1881 painting by Lawrence Alma-Tadema

Sappho and Alcaeus is an oil-on-panel painting by the Dutch-British artist Lawrence Alma-Tadema, from 1881. It is held by the Walters Art Museum, in Baltimore.

==Description==
The painting measures 66 × 122 cm. It depicts a concert in the late 7th century BC, with the poet Alcaeus of Mytilene playing the kithara. In the audience is fellow Lesbos poet Sappho, accompanied by several of her female friends. Sappho is paying close attention to the performance, resting her arm on a cushion which bears a laurel wreath, presumably intended for the performer. The painting illustrates a passage by the poet Hermesianax, recorded by Athenaeus in his Deipnosophistae ("The Philosophers' Banquet"), book 13, page 598.

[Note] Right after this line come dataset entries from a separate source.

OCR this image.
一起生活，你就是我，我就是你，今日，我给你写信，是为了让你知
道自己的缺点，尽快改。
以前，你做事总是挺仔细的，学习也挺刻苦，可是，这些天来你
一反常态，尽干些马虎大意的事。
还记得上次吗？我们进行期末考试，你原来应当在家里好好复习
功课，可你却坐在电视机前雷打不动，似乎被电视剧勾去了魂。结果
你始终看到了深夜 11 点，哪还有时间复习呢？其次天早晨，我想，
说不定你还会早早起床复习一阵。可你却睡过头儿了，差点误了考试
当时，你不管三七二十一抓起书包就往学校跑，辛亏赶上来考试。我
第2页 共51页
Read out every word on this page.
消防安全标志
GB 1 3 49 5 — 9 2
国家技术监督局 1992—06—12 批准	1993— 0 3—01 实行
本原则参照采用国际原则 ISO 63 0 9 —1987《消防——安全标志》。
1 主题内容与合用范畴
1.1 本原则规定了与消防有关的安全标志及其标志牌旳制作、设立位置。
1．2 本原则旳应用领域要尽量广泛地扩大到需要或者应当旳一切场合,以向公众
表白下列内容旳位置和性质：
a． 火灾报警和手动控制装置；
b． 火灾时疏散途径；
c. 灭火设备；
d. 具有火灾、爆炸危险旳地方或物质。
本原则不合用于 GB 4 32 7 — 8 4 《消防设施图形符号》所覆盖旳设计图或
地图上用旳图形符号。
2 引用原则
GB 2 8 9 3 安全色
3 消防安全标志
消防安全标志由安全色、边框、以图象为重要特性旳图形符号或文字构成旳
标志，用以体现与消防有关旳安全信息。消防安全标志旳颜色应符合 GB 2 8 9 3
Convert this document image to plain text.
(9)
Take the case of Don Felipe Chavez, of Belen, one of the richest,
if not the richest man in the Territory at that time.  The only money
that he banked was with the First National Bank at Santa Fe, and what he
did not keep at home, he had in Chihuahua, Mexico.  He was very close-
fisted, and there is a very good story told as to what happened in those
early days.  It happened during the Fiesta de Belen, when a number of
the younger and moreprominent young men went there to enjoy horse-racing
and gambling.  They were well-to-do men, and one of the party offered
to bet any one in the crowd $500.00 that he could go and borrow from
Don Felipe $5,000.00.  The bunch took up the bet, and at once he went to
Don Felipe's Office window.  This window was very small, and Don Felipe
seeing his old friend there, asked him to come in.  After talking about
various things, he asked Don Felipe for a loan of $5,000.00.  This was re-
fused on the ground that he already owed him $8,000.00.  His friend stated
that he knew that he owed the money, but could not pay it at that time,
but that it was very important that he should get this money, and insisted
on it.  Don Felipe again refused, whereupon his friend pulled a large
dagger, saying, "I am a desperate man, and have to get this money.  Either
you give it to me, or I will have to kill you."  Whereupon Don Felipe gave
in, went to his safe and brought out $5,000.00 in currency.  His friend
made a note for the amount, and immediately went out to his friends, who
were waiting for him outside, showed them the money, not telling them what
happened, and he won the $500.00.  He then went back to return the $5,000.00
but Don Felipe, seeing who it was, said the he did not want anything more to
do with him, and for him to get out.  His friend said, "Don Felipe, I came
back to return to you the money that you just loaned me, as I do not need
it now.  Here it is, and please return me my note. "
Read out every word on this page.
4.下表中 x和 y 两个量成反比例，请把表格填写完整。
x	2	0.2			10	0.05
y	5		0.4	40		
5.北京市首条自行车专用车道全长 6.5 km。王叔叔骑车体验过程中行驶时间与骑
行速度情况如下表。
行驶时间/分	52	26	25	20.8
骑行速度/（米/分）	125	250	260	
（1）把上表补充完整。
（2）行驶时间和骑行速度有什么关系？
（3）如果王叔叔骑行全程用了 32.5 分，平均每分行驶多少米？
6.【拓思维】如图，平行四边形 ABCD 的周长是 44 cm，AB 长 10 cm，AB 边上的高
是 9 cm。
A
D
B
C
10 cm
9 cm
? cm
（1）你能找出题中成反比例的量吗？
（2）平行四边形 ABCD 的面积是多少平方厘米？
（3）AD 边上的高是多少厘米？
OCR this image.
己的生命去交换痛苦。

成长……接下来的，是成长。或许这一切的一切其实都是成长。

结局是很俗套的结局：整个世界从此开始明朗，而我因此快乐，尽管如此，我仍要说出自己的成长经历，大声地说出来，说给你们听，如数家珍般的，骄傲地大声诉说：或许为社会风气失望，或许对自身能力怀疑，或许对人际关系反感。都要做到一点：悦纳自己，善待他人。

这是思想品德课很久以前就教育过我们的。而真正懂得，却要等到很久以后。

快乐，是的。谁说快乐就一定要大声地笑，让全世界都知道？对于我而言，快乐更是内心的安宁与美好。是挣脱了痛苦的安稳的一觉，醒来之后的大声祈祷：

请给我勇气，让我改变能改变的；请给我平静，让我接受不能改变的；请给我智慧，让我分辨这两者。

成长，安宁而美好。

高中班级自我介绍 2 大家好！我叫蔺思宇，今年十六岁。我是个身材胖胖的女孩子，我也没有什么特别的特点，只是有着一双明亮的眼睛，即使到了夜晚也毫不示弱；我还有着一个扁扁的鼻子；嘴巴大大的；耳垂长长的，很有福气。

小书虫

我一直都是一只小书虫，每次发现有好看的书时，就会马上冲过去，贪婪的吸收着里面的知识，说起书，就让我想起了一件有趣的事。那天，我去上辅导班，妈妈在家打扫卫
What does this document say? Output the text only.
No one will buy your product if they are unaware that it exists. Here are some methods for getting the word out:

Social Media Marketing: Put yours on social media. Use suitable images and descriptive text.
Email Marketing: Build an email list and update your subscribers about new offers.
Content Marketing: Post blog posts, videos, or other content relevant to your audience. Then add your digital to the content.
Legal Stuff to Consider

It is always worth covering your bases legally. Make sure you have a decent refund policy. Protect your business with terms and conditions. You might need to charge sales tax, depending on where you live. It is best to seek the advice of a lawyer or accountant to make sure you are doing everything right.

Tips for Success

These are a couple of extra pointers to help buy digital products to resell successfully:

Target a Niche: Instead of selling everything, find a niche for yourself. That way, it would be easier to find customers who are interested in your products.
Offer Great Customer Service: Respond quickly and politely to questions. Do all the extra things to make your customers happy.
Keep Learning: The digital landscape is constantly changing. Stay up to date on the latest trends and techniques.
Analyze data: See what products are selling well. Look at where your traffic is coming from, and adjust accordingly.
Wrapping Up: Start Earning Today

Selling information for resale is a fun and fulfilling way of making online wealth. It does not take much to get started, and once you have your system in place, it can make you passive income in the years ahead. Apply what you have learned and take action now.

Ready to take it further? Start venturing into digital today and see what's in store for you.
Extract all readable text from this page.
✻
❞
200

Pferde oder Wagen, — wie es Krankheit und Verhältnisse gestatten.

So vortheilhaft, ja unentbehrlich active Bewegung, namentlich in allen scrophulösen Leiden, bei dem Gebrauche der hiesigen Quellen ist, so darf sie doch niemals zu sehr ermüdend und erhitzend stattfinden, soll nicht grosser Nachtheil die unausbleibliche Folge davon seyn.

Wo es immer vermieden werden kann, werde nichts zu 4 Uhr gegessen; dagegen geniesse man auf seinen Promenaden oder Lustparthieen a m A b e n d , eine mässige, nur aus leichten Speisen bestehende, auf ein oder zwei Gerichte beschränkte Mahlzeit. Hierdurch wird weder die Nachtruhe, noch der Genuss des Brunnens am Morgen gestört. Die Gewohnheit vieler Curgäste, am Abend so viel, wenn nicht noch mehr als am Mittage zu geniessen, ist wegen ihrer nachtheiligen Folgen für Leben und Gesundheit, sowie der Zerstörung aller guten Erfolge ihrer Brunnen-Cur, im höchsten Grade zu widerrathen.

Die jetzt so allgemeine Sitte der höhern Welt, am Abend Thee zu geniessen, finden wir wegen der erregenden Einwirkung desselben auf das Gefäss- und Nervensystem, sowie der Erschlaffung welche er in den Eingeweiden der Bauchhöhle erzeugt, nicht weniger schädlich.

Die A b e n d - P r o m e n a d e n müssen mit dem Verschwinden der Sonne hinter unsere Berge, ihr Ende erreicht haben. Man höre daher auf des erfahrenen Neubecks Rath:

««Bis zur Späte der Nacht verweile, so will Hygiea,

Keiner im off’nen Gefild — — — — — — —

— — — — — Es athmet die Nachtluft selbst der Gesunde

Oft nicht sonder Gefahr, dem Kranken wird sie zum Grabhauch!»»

The location, with tiers of white marble seating, is based on the Theatre of Dionysus in Athens, but Alma-Tadema replaced the original inscribed names of Athenians with the names of Sappho's friends. In the background, the Aegean Sea can be seen through some trees.

==Reception==
The painting was exhibited at the Royal Academy in 1881, and depicted in William Powell Frith's A Private View at the Royal Academy, 1881, to the far right, being inspected by John Everett Millais. It was highly praised by critics: Punch described it as "marbellous".

==Provenance==
It was acquired by William Thompson Walters of Baltimore, and on his death in 1894 it was inherited by his son Henry Walters, who left it to the Walters Art Museum on his own death in 1931.